On the borderline between chemistry and physics, scientists are finding new and exciting ways to understand how viruses function. Biochemist Alex Evilevitch from Lund University has long been interested in the more physical aspects of how viruses infect cells, both in humans and in bacteria (bacteria can in fact become infected by viruses).
In earlier research Alex Evilevitch has shown that viruses evince extremely high internal pressure, as high as the pressure at a depth of 500 meters (1640 feet) below sea level. Or, for that matter, pressure that is ten times more powerful than in an unopened bottle of champagne. This pressure functions as the virus's weapon when it attacks.
"The pressure enables the virus to insert its genes at high speed into the cell it is infecting," says Alex Evilevitch.
A virus consists of a thin protein coat that encapsulates its genes. When the virus has managed to infect a human cell, for example, the human's own genes are fooled into copying the genes of the virus, which helps the virus multiply inside the human body. The problem in finding medicines for virus infections is that viruses mutate at a rapid pace, that is, their genes are constantly changing, which makes it difficult to get a handle on them.
Alex Evilevitch and his colleagues are therefore seeking a solution by following another lead, with the help of physics. His research team is trying to find a way to regulate the pressure inside the coat of the virus. They want to lower the pressure in order to neutralize the virus. To be able to lower the pressure, they need to reduce the amount of energy inside the virus.
The three Swedish scientists Alex Evilevitch, Professor Bengt Jönsson, and doctoral candidate Meerim Jeembaeva, along with their colleague Martin Castelnovo in France, are the first researchers in world to succeed in measuring this amount of energy. They have used an instrument, a so-called calorimeter, that can measure the generation of heat at the very moment of infection, that is, when the virus sends off its genes with the help of its internal pressure.

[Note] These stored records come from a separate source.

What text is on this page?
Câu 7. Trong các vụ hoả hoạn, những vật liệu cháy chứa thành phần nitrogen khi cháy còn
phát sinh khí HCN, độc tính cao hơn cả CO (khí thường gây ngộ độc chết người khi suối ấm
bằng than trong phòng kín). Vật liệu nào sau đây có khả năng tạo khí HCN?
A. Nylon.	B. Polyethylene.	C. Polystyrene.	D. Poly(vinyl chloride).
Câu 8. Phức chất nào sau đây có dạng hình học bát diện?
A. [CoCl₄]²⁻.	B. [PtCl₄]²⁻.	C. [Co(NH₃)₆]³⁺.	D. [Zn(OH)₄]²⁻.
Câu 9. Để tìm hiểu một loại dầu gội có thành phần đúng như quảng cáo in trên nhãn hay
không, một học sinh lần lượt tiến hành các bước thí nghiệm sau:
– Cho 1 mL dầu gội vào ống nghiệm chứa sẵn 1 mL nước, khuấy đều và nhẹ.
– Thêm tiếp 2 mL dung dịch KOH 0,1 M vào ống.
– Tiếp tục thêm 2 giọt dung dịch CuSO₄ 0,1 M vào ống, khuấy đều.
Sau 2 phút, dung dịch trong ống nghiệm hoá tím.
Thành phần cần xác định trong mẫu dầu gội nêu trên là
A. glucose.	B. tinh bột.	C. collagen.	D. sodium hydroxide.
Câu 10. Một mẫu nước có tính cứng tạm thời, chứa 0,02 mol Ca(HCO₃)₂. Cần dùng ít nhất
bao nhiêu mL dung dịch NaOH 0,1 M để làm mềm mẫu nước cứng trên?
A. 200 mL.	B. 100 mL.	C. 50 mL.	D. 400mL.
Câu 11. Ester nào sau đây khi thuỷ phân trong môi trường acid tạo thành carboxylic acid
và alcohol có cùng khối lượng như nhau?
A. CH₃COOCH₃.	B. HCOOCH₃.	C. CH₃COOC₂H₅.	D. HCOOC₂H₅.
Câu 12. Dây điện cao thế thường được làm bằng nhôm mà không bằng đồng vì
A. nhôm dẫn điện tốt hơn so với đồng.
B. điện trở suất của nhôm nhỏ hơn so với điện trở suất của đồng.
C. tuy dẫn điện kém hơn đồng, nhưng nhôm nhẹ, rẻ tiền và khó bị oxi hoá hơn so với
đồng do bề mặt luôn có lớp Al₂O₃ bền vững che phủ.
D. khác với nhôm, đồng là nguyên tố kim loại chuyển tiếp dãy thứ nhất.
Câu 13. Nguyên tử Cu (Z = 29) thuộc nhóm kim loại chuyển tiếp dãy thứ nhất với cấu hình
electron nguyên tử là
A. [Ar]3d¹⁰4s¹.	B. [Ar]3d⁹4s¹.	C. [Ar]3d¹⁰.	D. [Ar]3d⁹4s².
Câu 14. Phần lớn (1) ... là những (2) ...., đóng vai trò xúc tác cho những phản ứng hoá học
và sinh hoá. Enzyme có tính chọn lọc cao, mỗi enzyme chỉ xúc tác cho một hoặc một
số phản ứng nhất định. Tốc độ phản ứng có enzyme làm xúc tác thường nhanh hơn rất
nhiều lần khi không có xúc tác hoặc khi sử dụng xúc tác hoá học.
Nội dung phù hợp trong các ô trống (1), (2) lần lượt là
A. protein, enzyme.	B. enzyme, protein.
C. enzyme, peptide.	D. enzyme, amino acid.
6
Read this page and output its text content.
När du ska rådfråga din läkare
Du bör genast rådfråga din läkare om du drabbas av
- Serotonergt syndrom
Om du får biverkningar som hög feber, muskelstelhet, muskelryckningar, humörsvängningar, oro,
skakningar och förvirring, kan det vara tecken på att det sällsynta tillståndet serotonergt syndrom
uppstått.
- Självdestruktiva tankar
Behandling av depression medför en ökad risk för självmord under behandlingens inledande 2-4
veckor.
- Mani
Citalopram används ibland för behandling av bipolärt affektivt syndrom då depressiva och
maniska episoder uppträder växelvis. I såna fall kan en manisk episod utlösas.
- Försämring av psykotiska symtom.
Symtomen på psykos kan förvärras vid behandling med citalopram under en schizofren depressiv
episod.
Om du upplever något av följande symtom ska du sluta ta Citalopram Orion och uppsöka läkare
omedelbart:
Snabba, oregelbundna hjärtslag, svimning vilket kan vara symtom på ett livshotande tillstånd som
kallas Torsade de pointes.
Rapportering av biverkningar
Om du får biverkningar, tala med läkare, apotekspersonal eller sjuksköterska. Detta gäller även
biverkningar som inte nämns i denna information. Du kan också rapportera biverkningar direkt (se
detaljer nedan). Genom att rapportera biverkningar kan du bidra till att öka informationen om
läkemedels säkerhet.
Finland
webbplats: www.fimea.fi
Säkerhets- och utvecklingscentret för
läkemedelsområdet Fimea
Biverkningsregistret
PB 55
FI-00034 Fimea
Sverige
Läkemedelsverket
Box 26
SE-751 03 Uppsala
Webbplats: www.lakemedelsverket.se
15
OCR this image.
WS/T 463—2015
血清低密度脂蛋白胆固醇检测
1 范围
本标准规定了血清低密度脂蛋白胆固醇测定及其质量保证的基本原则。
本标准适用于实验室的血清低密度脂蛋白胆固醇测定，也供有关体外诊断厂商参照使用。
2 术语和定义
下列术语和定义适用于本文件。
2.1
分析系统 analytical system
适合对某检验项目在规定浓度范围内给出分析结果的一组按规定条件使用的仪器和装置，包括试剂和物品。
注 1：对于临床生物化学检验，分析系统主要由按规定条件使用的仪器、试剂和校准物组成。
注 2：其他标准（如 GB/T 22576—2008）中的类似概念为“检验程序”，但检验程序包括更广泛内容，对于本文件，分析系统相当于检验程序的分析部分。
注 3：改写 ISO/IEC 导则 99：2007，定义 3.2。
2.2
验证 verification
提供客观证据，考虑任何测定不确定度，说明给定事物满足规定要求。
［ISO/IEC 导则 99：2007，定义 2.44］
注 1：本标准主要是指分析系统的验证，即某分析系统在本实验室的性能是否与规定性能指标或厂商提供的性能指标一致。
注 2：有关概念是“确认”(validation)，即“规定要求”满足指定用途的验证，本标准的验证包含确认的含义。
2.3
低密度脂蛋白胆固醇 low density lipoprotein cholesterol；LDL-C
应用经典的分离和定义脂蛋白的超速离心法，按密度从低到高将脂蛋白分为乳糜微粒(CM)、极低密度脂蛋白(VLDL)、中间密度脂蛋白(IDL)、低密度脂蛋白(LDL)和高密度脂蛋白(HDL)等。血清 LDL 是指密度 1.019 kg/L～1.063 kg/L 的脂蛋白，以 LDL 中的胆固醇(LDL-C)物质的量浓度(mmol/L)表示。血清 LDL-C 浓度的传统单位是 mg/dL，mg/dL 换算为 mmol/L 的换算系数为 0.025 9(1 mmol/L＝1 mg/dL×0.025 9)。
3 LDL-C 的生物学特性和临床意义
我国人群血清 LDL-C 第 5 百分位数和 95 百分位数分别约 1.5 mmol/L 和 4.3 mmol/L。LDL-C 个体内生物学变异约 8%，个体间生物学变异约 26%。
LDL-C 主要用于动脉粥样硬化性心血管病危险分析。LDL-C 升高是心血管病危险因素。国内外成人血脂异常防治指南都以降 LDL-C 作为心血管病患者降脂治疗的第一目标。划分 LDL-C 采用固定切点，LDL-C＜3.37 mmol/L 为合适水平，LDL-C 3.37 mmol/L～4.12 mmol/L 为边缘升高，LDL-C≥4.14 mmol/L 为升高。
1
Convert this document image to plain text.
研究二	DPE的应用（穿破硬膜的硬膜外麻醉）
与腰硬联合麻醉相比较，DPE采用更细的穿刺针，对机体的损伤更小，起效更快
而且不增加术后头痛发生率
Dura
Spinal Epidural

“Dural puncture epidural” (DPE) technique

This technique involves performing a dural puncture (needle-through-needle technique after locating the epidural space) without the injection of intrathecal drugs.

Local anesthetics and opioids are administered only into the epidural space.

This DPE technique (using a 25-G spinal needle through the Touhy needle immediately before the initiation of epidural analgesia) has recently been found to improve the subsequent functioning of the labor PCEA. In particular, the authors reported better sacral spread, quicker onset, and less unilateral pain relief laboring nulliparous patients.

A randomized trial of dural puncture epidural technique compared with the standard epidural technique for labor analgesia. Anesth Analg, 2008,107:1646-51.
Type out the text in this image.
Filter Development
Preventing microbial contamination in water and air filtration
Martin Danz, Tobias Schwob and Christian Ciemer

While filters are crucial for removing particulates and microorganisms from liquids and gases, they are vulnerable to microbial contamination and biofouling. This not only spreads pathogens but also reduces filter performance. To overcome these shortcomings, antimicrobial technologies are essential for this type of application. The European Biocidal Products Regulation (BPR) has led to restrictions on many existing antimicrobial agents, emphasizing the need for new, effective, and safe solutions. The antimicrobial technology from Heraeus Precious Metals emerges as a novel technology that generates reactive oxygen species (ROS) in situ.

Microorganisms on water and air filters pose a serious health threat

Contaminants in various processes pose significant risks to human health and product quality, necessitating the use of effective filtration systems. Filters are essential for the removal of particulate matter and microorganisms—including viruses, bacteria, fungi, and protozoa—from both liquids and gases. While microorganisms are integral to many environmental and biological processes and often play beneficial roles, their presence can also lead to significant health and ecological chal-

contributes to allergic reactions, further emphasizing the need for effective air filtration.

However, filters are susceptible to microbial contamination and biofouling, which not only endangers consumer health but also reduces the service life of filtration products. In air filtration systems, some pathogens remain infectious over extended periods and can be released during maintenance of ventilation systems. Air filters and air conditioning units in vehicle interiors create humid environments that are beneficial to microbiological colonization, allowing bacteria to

The research team has also shown that the amount of energy in the virus is governed by the amount of water inside the coat of the virus. The scientists have therefore focused on developing methods for controlling the amount of energy in the virus by controlling the amount of water it contains. The research findings are now being published in Journal of Molecular Biology.
Alex Evilevitch says that there is great interest in this research field among clinical and molecular virologists, that is, virus researchers working in medical science.
Alex Evilevitch is a senior lecturer in biochemistry at the Center for Molecular Protein Science at the Department of Chemistry, Lund University. He is currently also employed by Carnegie Mellon University in Pittsburgh, Pennsylvania.